End point selections also depend on what parameters can be measured. Quantitative PCR for SARS-CoV-2 isn’t universally available, for example, so viral load can’t be used as an outcome. And sample collection is challenging. Hospitals that have been overwhelmed during this pandemic have limited personal protective equipment, notes Bruce Walker, an infectious diseases specialist at the Ragon Institute in Boston, and so sample collection is done by overworked doctors and nurses rather than by research staff.
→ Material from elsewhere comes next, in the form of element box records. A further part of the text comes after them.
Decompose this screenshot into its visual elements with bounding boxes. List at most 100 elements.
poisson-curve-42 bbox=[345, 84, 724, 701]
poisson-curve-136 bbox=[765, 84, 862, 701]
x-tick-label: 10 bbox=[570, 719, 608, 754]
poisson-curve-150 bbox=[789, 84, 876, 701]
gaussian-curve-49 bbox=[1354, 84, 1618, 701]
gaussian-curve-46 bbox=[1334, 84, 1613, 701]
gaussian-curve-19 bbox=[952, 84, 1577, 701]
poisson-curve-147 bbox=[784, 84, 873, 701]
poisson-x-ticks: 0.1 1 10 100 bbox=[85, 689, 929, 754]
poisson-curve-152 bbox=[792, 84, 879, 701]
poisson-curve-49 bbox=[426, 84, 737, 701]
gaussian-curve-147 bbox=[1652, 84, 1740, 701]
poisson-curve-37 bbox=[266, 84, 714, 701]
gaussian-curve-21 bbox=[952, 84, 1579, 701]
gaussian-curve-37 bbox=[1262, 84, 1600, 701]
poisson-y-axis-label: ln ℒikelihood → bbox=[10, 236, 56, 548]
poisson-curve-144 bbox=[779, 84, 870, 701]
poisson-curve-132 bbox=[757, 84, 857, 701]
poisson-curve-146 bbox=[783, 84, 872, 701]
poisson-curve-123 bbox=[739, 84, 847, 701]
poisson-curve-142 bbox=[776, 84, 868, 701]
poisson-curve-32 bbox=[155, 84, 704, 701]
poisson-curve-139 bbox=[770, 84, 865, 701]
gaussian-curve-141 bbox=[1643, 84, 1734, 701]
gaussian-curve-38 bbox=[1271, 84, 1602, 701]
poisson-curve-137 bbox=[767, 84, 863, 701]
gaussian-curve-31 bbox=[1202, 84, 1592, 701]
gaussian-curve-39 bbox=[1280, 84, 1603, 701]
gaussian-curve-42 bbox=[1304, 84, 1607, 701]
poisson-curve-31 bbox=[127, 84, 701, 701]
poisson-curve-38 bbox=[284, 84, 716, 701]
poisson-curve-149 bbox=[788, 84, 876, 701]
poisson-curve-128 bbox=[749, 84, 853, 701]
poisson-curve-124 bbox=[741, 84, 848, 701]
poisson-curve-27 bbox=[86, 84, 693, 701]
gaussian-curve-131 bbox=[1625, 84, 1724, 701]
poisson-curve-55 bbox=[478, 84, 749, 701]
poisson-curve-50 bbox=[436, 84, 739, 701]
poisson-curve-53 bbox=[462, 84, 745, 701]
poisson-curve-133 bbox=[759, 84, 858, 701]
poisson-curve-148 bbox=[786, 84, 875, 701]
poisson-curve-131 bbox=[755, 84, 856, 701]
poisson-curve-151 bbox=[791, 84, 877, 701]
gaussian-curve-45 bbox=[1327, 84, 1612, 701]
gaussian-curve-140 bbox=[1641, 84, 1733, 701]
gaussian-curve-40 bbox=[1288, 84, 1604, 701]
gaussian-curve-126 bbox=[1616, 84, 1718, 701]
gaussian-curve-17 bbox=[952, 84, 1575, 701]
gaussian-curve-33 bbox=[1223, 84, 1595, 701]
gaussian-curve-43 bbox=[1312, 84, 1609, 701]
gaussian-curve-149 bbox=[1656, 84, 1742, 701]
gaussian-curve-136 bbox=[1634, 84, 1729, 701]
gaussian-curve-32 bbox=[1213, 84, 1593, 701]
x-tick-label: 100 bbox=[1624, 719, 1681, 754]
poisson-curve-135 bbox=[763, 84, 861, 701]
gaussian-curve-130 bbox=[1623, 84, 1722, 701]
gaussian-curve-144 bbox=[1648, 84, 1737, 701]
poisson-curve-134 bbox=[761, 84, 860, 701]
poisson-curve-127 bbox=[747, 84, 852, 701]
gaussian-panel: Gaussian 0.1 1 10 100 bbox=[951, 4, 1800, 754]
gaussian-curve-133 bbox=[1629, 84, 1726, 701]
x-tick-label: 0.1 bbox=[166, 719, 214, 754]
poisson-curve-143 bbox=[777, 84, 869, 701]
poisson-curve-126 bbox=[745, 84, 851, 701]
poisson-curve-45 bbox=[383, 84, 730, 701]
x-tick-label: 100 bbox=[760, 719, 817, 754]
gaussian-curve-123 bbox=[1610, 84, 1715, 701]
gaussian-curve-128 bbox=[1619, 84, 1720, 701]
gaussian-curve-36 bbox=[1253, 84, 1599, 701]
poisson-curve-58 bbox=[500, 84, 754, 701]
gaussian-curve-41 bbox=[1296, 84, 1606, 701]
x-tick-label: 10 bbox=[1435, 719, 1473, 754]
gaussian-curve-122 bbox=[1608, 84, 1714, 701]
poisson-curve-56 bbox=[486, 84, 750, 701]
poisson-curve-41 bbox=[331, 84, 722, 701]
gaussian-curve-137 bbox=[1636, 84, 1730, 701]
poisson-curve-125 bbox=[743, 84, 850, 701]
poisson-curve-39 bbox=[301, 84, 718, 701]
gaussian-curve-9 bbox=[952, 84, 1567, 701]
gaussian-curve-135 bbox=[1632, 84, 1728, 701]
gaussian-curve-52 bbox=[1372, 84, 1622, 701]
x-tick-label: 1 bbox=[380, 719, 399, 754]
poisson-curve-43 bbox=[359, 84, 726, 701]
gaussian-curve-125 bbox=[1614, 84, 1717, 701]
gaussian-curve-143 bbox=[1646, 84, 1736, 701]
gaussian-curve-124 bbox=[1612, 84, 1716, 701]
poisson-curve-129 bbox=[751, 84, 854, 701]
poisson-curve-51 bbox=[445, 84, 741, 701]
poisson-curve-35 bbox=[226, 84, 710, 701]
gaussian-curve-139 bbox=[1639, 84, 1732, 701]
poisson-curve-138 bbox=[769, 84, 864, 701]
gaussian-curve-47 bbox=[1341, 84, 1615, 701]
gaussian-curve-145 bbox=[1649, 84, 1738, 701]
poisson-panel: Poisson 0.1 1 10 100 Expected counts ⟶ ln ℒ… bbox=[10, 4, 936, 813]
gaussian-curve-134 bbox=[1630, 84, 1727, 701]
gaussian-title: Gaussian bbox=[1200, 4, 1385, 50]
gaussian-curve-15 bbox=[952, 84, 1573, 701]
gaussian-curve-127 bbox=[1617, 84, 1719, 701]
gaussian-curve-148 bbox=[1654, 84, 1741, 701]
Broncioalvaeolar lavage — a technique to collect samples from the lungs — produces aerosols, so many institutes prohibit this procedure in patients with COVID-19. And when samples can be collected, they might be infectious, requiring additional biocontainment measures. All this adds logistical complexity to trials in the ICU.

“It’s quite a tribute to the medical community that they’re able to actually conduct these trials when there’s so much chaos,” says Walker.

To add yet another layer of complexity, a small subset of individuals are presenting with COVID-19-related complications. Case reports are emerging of children with a Kawasaki disease-like condition now known as paediatric inflammatory multisystem syndrome (PIMS), and of adults with Guillain-Barré syndrome accompanying SARS-CoV-2 infection. “We ought to be looking at all the parameters related to autoimmunity,” notes Walker.

Understanding the immune response to COVID-19 — this not-quite-acute, not-quite-chronic infection — could be important for potential future pandemic viruses with similar profiles as well.

It could also be critical to the development of COVID-19 vaccines. There’s been a relative paucity of data on T cell responses and little effort on generating T cell vaccines, says Walker. “If we end up with an antibody-based vaccine that’s partially effective, then we need to know what the immune responses are that account for some people recovering and other people not,” Walker says, as this will guide both therapies and vaccine development.

And despite huge advances in the understanding of COVID-19 since SARS-CoV-2 first emerged, the field is still in its infancy. Although the unique ways in which this virus interacts with the immune system are still shrouded in mystery, these could determine the best ways to coax patients’ immune systems into the sweet spot.

“It’s possible that we’re going to revise everything we know in the weeks to come, and that’s ok,” says Merad, “as long as we remain open to the data.”